Le jeton nativo de MANTRA a baissé de 18,5 % de son sommet de la journée pour atteindre un plus bas historique de 0,004126 $ jeudi, selon CoinGecko. La baisse s’est produite peu de temps avant que la chaîne MANTRA ne mette un terme à la production de blocs, ce qui a conduit le projet à suspendre les opérations du réseau par mesure de précaution, alors qu’il enquêtait sur un incident inexpliqué.
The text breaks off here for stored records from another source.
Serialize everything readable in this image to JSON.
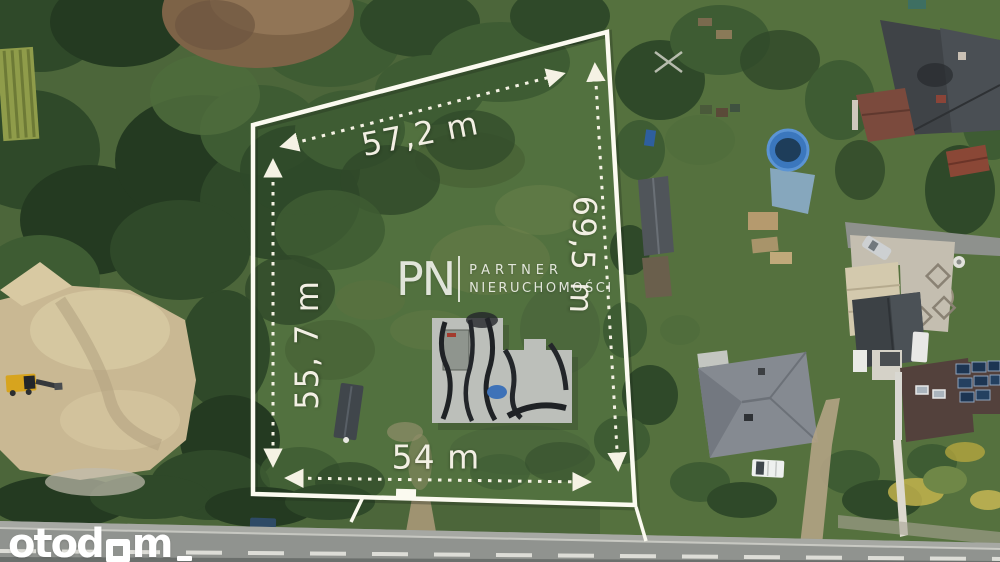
{
  "measurements": {
    "top": "57,2 m",
    "right": "69,5 m",
    "left": "55, 7 m",
    "bottom": "54 m"
  },
  "watermarks": {
    "agency_initials": "PN",
    "agency_line1": "PARTNER",
    "agency_line2": "NIERUCHOMOŚCI",
    "portal_full": "otodom",
    "portal_prefix": "otod",
    "portal_suffix": "m"
  },
  "colors": {
    "boundary_line": "#fbfaf0",
    "dimension_text": "#f2efe3",
    "watermark_white": "#ffffff",
    "grass_green": "#52713f",
    "forest_green": "#2f4929",
    "sand_tan": "#c9b893",
    "road_gray": "#90938f",
    "pool_blue": "#3b77bd",
    "roof_gray": "#3f4347",
    "foundation_gray": "#bcbfba"
  }
}
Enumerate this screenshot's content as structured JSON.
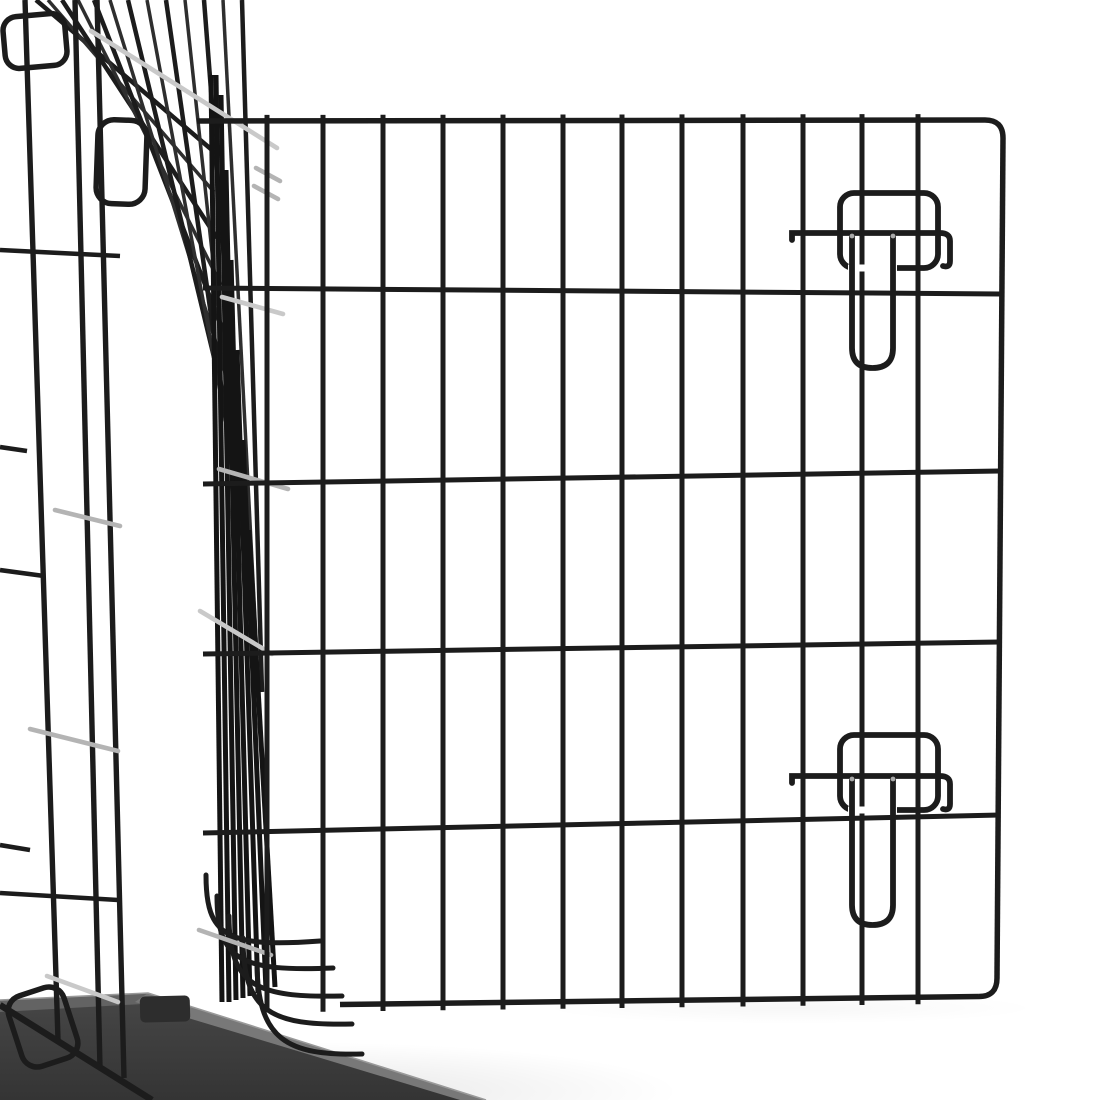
{
  "meta": {
    "subject": "black wire dog crate with open grid door, two slide-bolt latches, black floor tray",
    "background": "#ffffff"
  },
  "palette": {
    "wire": "#1c1c1c",
    "wire_dark": "#141414",
    "wire_soft": "#2e2e2e",
    "tie": "#b4b4b4",
    "tie_light": "#c9c9c9",
    "rivet": "#a8a8a8",
    "tray_face_top": "#474747",
    "tray_face_bottom": "#343434",
    "tray_bevel_top": "#636363",
    "tray_bevel_front": "#787878",
    "tray_notch": "#2d2d2d",
    "tray_highlight": "#9a9a9a",
    "shadow": "#000000"
  },
  "shadows": [
    {
      "cx": 300,
      "cy": 1092,
      "rx": 380,
      "ry": 50,
      "opacity": 0.18
    },
    {
      "cx": 790,
      "cy": 1008,
      "rx": 250,
      "ry": 16,
      "opacity": 0.06
    }
  ],
  "tray": {
    "face": "M0,1000 L148,993 L486,1100 L0,1100 Z",
    "bevel_top": "M0,1000 L148,993 L160,1003 L0,1012 Z",
    "bevel_front": "M148,993 L486,1100 L460,1100 L135,1002 Z",
    "highlight": "M0,1000 L148,993 L486,1100",
    "notch": {
      "x": 140,
      "y": 996,
      "w": 50,
      "h": 26,
      "r": 5,
      "rot": -1.5
    }
  },
  "crate": {
    "side_verticals": [
      [
        25,
        0,
        58,
        1040
      ],
      [
        75,
        0,
        100,
        1068
      ],
      [
        97,
        0,
        124,
        1078
      ]
    ],
    "side_stubs": [
      [
        0,
        250,
        120,
        256
      ],
      [
        0,
        447,
        27,
        451
      ],
      [
        0,
        570,
        44,
        576
      ],
      [
        0,
        845,
        30,
        850
      ],
      [
        0,
        893,
        118,
        900
      ]
    ],
    "loops": [
      {
        "x": 4,
        "y": 15,
        "w": 62,
        "h": 52,
        "r": 14,
        "rot": -5
      },
      {
        "x": 97,
        "y": 120,
        "w": 49,
        "h": 84,
        "r": 16,
        "rot": 2
      },
      {
        "x": 14,
        "y": 990,
        "w": 58,
        "h": 74,
        "r": 16,
        "rot": -18
      }
    ],
    "fan": [
      [
        36,
        0,
        212,
        150
      ],
      [
        48,
        0,
        214,
        192
      ],
      [
        62,
        0,
        217,
        238
      ],
      [
        78,
        0,
        221,
        285
      ],
      [
        94,
        0,
        224,
        333
      ],
      [
        110,
        0,
        228,
        382
      ],
      [
        128,
        0,
        232,
        432
      ],
      [
        147,
        0,
        237,
        482
      ],
      [
        166,
        0,
        242,
        532
      ],
      [
        185,
        0,
        247,
        578
      ],
      [
        204,
        0,
        252,
        620
      ],
      [
        223,
        0,
        257,
        658
      ],
      [
        242,
        0,
        262,
        692
      ]
    ],
    "bundle": [
      [
        211,
        75,
        222,
        1002
      ],
      [
        216,
        75,
        229,
        1002
      ],
      [
        221,
        95,
        236,
        1000
      ],
      [
        226,
        170,
        243,
        998
      ],
      [
        231,
        260,
        250,
        996
      ],
      [
        237,
        350,
        258,
        993
      ],
      [
        243,
        440,
        266,
        990
      ],
      [
        249,
        530,
        275,
        987
      ]
    ],
    "bottom_curves": [
      "M206,875 C206,936 226,948 320,941",
      "M217,896 C217,960 240,972 333,968",
      "M229,916 C229,986 256,998 342,996",
      "M243,938 C243,1012 271,1026 352,1024",
      "M257,962 C257,1040 287,1056 362,1054"
    ],
    "bottom_rail": [
      0,
      1005,
      152,
      1100
    ]
  },
  "ties": [
    [
      91,
      31,
      277,
      148
    ],
    [
      256,
      168,
      280,
      181
    ],
    [
      254,
      186,
      278,
      199
    ],
    [
      222,
      297,
      283,
      314
    ],
    [
      219,
      469,
      288,
      489
    ],
    [
      55,
      510,
      120,
      526
    ],
    [
      200,
      611,
      272,
      654
    ],
    [
      30,
      729,
      118,
      751
    ],
    [
      199,
      930,
      271,
      955
    ],
    [
      47,
      976,
      118,
      1002
    ]
  ],
  "door": {
    "top_rail": {
      "x1": 197,
      "y1": 121,
      "x2": 985,
      "y2": 120
    },
    "top_corner": "M985,120 Q1003,120 1003,138",
    "right_edge": [
      1003,
      138,
      997,
      978
    ],
    "bottom_corner": "M997,978 Q997,996.5 979,996.5",
    "bottom_rail": {
      "x1": 340,
      "y1": 1004.5,
      "x2": 979,
      "y2": 996.5
    },
    "verticals": [
      267,
      323,
      383,
      443,
      503,
      563,
      622,
      682,
      743,
      803,
      862,
      918
    ],
    "vertical_stub_top": 6,
    "vertical_stub_bottom": 7,
    "horizontals": [
      {
        "x1": 203,
        "y1": 288,
        "x2": 1000,
        "y2": 294
      },
      {
        "x1": 203,
        "y1": 484,
        "x2": 1000,
        "y2": 471
      },
      {
        "x1": 203,
        "y1": 654,
        "x2": 1000,
        "y2": 642
      },
      {
        "x1": 203,
        "y1": 833,
        "x2": 1000,
        "y2": 815
      }
    ]
  },
  "latches": [
    {
      "keeper": {
        "x": 840,
        "y": 193,
        "w": 98,
        "h": 75,
        "r": 14
      },
      "keeper_gap": [
        848,
        268,
        897,
        268
      ],
      "bar": "M792,240 L792,233 L940,233 Q950,233 950,241 L950,261 Q950,268 943,266",
      "pin": "M852,233 L852,348 Q852,368 872.5,368 Q893,368 893,348 L893,233",
      "rivets": [
        [
          852,
          236
        ],
        [
          893,
          236
        ]
      ]
    },
    {
      "keeper": {
        "x": 840,
        "y": 735,
        "w": 98,
        "h": 75,
        "r": 14
      },
      "keeper_gap": [
        848,
        810,
        897,
        810
      ],
      "bar": "M792,783 L792,776 L940,776 Q950,776 950,784 L950,804 Q950,811 943,809",
      "pin": "M852,776 L852,905 Q852,925 872.5,925 Q893,925 893,905 L893,776",
      "rivets": [
        [
          852,
          779
        ],
        [
          893,
          779
        ]
      ]
    }
  ]
}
Le volume de transactions a explosé de près de 600% pour s'établir à 24 millions de dollars durant la vente, bien que le token se soit ensuite essentiellement repris à environ 0,0044 USD. Au cours des 24 dernières heures, MANTRA est restée en baisse d'environ 10%. L'adresse publique du réseau affichait la confirmation 17 449 398, produite à 23h13 UTC, tandis que la notification concernant l'incident a été publiée à 23h44.
La page d'état de MANTRA Chain a classé la perturbation comme une panne complète affectant les points d'accès publics, les validateurs, les opérations de migration de pont et les relais de communication entre les blockchain gérés par MANTRA. L'équipe a indiqué qu'elle ne redémarrerait pas le réseau avant que la sécurité ne puisse être confirmée. Les échanges touchés ont suspendu les dépôts et les retraits, sans pour autant définir de calendrier pour la reprise des services.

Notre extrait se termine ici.